Mumbai, Aug. 10 Higher risk weight attached to home loans under Basel II norms could discourage banks from pursuing aggressive lending policies, according to a recent report released by Fitch Ratings.

Risk weight on housing loans is based on the loan/value ratio (LTV) and could increase from 50-75 per cent to 100 per cent for LTVs above 75 per cent as per the Basel II norms. LTV is the percentage of the loan against the value of the house.

The Basel II guidelines do not specify whether the LTV calculations should be done on an ongoing basis or at the point of disbursing the loan. The report suggests that the LTV calculations should be done on an ongoing basis, especially during periods of falling prices. According to the report, the differential risk weighting on different asset classes under Basel II could help guide the proportion and direction of bank lending, such as lending to higher rated corporates or hedging exposures to small-scale industries with permitted collaterals and guarantees.
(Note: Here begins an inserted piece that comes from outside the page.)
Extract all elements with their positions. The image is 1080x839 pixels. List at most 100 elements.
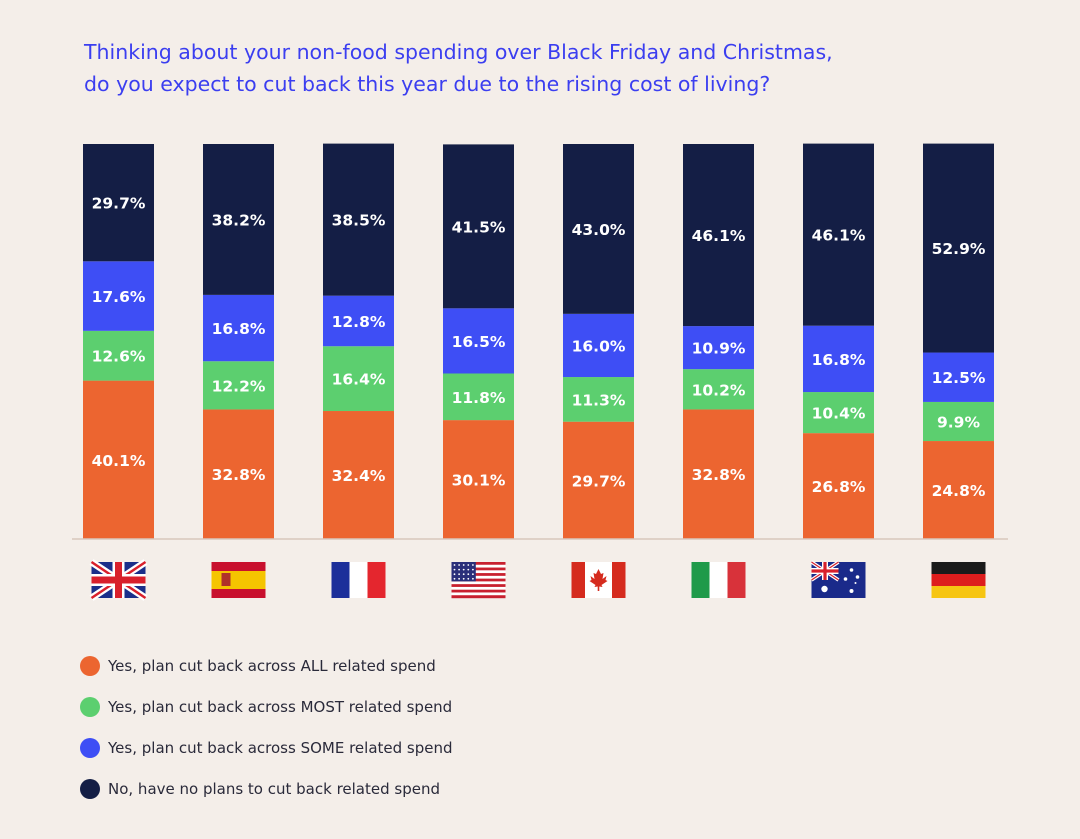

Fitch expects an increase in rating penetration in India, as banks would have to assign a risk weight of 150 per cent to unrated corporate exposures in excess of Rs 50 crore. This limit for unrated corporate exposures would further reduce to Rs 10 crore from March 2009.

Though most banks reported a reduction in the capital adequacy ratio (CAR) after migrating to Basel II, a few banks reported a capital relief on account of higher exposure to better-rated corporates as well as savings on the regulatory retail portfolio, the report said.

The report points out the problems arising in using national ratings for risk weighting corporate exposures as the comparison between capital adequacy ratios of Indian banks and their foreign counterparts becomes difficult.

While banks are integrating interest rate risk, credit concentration risk, liquidity risk and reputation risks into their risk management systems, the report says that internal capital planning process in most large banks tends to increase the CAR threshold by about 200-300 basis points higher than the regulatory minimum ratio of nine per cent.